The syncopated, acoustic mournful yearn of ‘Searching’ opens proceedings, a clitter-clatter of focussed rhymes and beautiful elegiac music. Speech Debelle, sounds younger than her 25 years with her babyish little-girl-lost vocals. Speech Debelle sounds older than her 25 years with her wise words and tough stories of hardships in hostels, with absent fathers and with failing love affairs. Mostly recorded in Australia, it still manages to perfectly soundtrack London, especially on ‘Wheels in Motion’ a powerful sociological look at life in the big bad city. ‘Go On, Bye’ deals with rejection, and uses zeitgeist references like Facebook and texts to set a picture of a real-life love affair failing in real terms in this real world here. The pain is real. Don’t doubt. There’s pain in her voice. There’s passion and there’s articulation and commitment. There are elements of Lauryn Hill’s first album here, a duel between summery vibes and the firsthand experience of someone going through tough times. ‘Daddy’s Little Girl’ is a fragile yet scathing attack on an absent father over dark rumbling dubbed bass and some funky drums. It’s a testament to Lotek’s production techniques and abilities that his stamp is on this but it’s a far cry from stuff he’s produced for Roots Manuva or for his own Lotek Hi-fi. Instead, it is a sound all Speech Debelle, his delicate touch and live instrumentation add gravitas to a vocal talent. The awesome Micachu and the inimitable Roots Manuva turn up on chorus duties, for the triumphant ‘Better Days’ and the piano-laden London dissection of ‘Wheels in Motion’, strings pulsing in the background.

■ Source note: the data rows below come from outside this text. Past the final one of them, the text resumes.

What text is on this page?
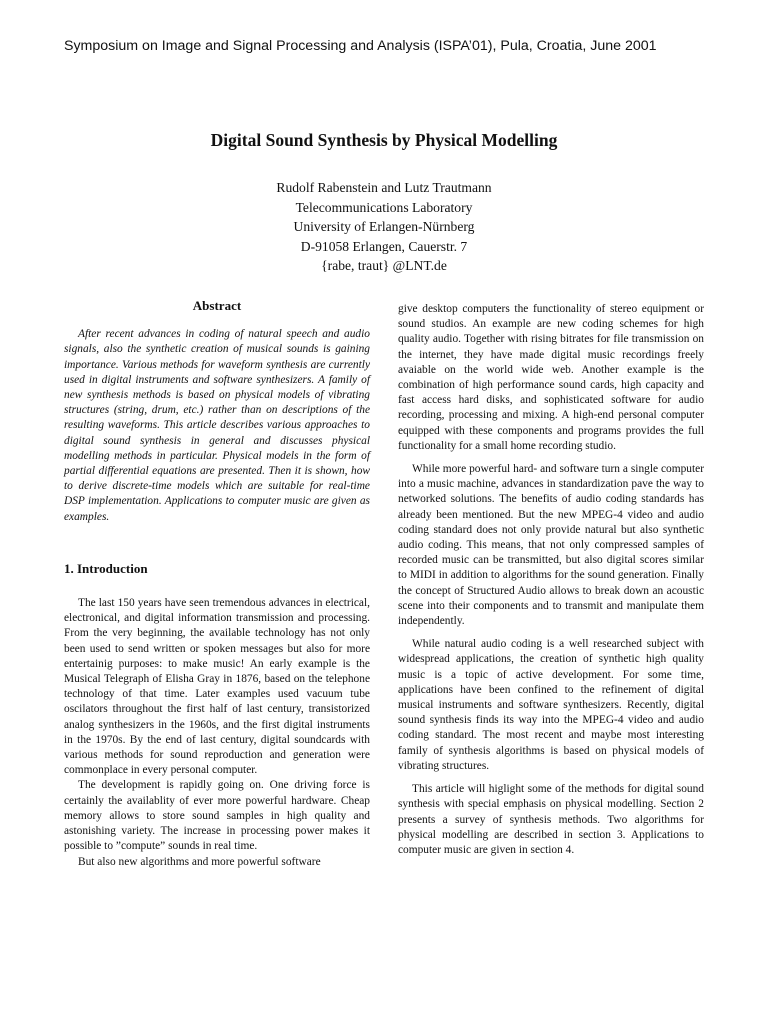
Symposium on Image and Signal Processing and Analysis (ISPA’01), Pula, Croatia, June 2001
Digital Sound Synthesis by Physical Modelling
Rudolf Rabenstein and Lutz Trautmann
Telecommunications Laboratory
University of Erlangen-Nürnberg
D-91058 Erlangen, Cauerstr. 7
{rabe, traut} @LNT.de
Abstract

After recent advances in coding of natural speech and audio signals, also the synthetic creation of musical sounds is gaining importance. Various methods for waveform synthesis are currently used in digital instruments and software synthesizers. A family of new synthesis methods is based on physical models of vibrating structures (string, drum, etc.) rather than on descriptions of the resulting waveforms. This article describes various approaches to digital sound synthesis in general and discusses physical modelling methods in particular. Physical models in the form of partial differential equations are presented. Then it is shown, how to derive discrete-time models which are suitable for real-time DSP implementation. Applications to computer music are given as examples.

1. Introduction

The last 150 years have seen tremendous advances in electrical, electronical, and digital information transmission and processing. From the very beginning, the available technology has not only been used to send written or spoken messages but also for more entertainig purposes: to make music! An early example is the Musical Telegraph of Elisha Gray in 1876, based on the telephone technology of that time. Later examples used vacuum tube oscilators throughout the first half of last century, transistorized analog synthesizers in the 1960s, and the first digital instruments in the 1970s. By the end of last century, digital soundcards with various methods for sound reproduction and generation were commonplace in every personal computer.

The development is rapidly going on. One driving force is certainly the availablity of ever more powerful hardware. Cheap memory allows to store sound samples in high quality and astonishing variety. The increase in processing power makes it possible to ”compute” sounds in real time.

But also new algorithms and more powerful software

give desktop computers the functionality of stereo equipment or sound studios. An example are new coding schemes for high quality audio. Together with rising bitrates for file transmission on the internet, they have made digital music recordings freely avaiable on the world wide web. Another example is the combination of high performance sound cards, high capacity and fast access hard disks, and sophisticated software for audio recording, processing and mixing. A high-end personal computer equipped with these components and programs provides the full functionality for a small home recording studio.

While more powerful hard- and software turn a single computer into a music machine, advances in standardization pave the way to networked solutions. The benefits of audio coding standards has already been mentioned. But the new MPEG-4 video and audio coding standard does not only provide natural but also synthetic audio coding. This means, that not only compressed samples of recorded music can be transmitted, but also digital scores similar to MIDI in addition to algorithms for the sound generation. Finally the concept of Structured Audio allows to break down an acoustic scene into their components and to transmit and manipulate them independently.

While natural audio coding is a well researched subject with widespread applications, the creation of synthetic high quality music is a topic of active development. For some time, applications have been confined to the refinement of digital musical instruments and software synthesizers. Recently, digital sound synthesis finds its way into the MPEG-4 video and audio coding standard. The most recent and maybe most interesting family of synthesis algorithms is based on physical models of vibrating structures.

This article will higlight some of the methods for digital sound synthesis with special emphasis on physical modelling. Section 2 presents a survey of synthesis methods. Two algorithms for physical modelling are described in section 3. Applications to computer music are given in section 4.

There are many themes on here. It stays mostly away from the thugged-out grimy London life tales, instead focussing on a more poetical narrative, like on ‘Buddy Love’, a funny interpretation on that moment when you start sleeping with a close friend. The balance between happiness and melancholy is delicate throughout, teetering on the edge of dissolving in an overflow of emotion, there are moments of wistfulness and there is a deep intelligent socio-political eye for detail that never misses a beat. ‘Finish this Album’ discusses how important this album is to Speech, this is her therapy, her observations, her desperation to get everything out of her system because she may never get to this point again, may never have anything to say again and this nervy friction between need and desire provides a beautiful insight into the mind of a creative artist whose output is their everything, who validates themselves through their art, making this her reason to be. It’s brilliant urgent rallying call and thank god she did, so when album closer ‘Speech Therapy’ arrives, we’re with her, we’re on to her, we believe in her spoken word delivery we hear the final words echo out: ‘And I’m just learning how this world really works, It’s a law that says you get back what you put forth.’ And for this, she deserves all the praise she is owed. This is her Speech Therapy, it ain’t just rap.